Recurrent Laryngeal Nerves - The recurrent laryngeal nerves are direct branches of the vagus nerve, which supply the intrinsic muscles of the larynx in the adult. While they are symmetric in development, they diverge in the adult. The right recurrent laryngeal nerve loops under the right subclavian artery, while the left recurrent laryngeal nerve loops under the arch of the aorta. The recurrent laryngeal nerves develop from the sixth pharyngeal arch bilaterally, but in the growing fetus, the heart migrates inferiorly, and this leads to their eventual asymmetry. As the heart descends, the nerves loop around the sixth aortic arch and ascend to the larynx. On the right, as the dorsal right sixth aortic arch regresses (as does the fifth aortic arch), the recurrent laryngeal nerve elevates to the fourth aortic arch; this leads to its adult location, inferior to the right subclavian artery.

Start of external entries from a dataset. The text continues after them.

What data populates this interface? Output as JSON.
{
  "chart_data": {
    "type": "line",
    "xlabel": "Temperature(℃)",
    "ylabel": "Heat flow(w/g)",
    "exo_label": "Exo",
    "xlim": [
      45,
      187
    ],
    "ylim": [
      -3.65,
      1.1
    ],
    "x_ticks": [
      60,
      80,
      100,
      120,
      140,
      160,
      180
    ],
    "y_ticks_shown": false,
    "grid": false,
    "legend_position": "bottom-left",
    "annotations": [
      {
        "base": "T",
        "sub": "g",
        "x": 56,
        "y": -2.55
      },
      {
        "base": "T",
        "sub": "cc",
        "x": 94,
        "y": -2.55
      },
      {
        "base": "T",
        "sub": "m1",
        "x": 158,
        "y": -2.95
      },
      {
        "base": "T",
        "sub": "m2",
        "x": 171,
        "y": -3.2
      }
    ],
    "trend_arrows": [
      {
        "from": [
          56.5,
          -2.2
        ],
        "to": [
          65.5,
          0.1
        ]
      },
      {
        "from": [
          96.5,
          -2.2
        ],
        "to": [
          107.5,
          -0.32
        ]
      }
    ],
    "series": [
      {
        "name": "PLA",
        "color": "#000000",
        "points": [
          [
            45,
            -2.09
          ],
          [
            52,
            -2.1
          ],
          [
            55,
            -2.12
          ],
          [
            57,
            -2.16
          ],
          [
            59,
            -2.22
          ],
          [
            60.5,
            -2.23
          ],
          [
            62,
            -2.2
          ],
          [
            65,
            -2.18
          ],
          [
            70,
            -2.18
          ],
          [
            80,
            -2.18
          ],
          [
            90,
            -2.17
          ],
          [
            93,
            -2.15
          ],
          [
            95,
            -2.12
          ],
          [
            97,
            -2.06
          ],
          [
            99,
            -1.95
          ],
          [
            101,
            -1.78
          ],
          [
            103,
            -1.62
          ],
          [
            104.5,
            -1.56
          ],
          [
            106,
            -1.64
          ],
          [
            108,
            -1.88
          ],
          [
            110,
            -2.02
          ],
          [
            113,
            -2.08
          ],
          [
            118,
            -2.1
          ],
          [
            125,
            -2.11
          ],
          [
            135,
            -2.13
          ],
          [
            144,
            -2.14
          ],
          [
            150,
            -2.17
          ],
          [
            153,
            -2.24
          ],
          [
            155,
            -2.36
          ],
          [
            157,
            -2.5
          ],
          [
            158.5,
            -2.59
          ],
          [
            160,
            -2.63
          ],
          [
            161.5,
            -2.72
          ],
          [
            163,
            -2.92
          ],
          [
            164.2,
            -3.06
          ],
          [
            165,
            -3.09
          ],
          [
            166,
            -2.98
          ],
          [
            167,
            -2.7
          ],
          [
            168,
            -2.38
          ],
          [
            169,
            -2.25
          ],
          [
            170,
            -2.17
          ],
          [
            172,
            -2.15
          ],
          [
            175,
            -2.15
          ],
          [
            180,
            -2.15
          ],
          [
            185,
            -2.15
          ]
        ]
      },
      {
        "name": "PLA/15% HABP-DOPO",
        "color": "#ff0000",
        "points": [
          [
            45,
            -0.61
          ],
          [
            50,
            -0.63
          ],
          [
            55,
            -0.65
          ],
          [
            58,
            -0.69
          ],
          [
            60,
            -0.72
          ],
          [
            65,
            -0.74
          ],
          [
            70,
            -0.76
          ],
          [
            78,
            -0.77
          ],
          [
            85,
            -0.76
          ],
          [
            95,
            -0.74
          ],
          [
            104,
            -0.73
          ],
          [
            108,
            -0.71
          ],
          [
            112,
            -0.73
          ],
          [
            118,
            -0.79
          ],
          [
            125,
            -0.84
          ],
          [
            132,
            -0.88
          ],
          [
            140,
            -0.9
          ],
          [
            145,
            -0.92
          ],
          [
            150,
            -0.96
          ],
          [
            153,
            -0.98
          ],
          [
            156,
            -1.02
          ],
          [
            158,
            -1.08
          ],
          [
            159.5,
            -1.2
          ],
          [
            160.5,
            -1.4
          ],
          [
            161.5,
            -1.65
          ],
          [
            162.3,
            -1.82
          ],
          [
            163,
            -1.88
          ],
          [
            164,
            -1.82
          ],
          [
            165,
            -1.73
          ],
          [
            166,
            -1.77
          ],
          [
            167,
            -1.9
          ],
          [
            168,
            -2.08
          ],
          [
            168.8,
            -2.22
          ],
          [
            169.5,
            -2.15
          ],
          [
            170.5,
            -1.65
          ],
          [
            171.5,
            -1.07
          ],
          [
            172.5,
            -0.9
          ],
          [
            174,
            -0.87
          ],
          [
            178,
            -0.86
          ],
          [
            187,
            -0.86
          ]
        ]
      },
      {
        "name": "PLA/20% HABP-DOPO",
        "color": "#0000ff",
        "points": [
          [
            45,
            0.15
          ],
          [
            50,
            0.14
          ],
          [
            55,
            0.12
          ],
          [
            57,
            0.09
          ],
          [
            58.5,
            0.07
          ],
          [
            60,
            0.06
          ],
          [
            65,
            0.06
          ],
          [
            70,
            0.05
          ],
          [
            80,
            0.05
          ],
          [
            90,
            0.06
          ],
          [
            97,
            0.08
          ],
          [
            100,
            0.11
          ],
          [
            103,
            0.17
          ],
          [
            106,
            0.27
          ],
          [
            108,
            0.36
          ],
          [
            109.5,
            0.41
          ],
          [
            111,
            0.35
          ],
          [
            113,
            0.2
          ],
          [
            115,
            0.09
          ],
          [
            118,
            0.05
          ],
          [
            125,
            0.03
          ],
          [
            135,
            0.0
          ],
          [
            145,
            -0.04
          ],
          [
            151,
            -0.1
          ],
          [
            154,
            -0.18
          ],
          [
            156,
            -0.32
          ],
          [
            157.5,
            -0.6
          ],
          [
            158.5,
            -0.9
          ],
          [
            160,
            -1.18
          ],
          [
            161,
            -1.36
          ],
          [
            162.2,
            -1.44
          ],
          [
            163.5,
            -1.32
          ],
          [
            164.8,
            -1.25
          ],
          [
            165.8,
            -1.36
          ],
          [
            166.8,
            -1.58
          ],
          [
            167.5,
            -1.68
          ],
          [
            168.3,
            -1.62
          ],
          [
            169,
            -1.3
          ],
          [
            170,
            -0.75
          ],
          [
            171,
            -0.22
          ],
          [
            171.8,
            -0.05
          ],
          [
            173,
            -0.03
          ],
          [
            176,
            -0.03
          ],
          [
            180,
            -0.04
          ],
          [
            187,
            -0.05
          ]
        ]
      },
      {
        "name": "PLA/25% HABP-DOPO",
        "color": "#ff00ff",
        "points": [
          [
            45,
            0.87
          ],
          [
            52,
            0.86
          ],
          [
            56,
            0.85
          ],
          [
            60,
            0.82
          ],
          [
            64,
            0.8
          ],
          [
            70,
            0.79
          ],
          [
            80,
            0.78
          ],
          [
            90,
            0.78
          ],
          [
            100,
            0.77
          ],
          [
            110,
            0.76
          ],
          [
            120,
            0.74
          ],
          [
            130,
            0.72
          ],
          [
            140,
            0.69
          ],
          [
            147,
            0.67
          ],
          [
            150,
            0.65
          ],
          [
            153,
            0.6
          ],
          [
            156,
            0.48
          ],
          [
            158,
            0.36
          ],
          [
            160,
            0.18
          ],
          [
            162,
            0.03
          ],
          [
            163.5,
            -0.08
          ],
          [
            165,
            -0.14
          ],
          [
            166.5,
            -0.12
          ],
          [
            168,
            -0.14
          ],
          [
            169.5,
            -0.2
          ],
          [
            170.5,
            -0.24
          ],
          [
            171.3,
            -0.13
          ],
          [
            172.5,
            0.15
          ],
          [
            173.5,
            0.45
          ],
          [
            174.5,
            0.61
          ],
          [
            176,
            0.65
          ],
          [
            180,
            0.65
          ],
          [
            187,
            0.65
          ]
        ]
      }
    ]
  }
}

On the left, the dorsal left sixth aortic arch persists and develops into the ductus arteriosus; thus, the left recurrent laryngeal nerve does not elevate, leading to the left recurrent laryngeal nerve remaining inferior to the arch of the aorta, lateral to the ligamentum arteriosum.
Aberrant Right Subclavian Artery - This defect is particularly important in thoracic surgery, particularly esophageal dissection or esophagectomy. Lack of knowledge/understanding of this abnormality, present in 0.5 to1.8% of the population, can lead to life-threatening bleeding during esophageal manipulation.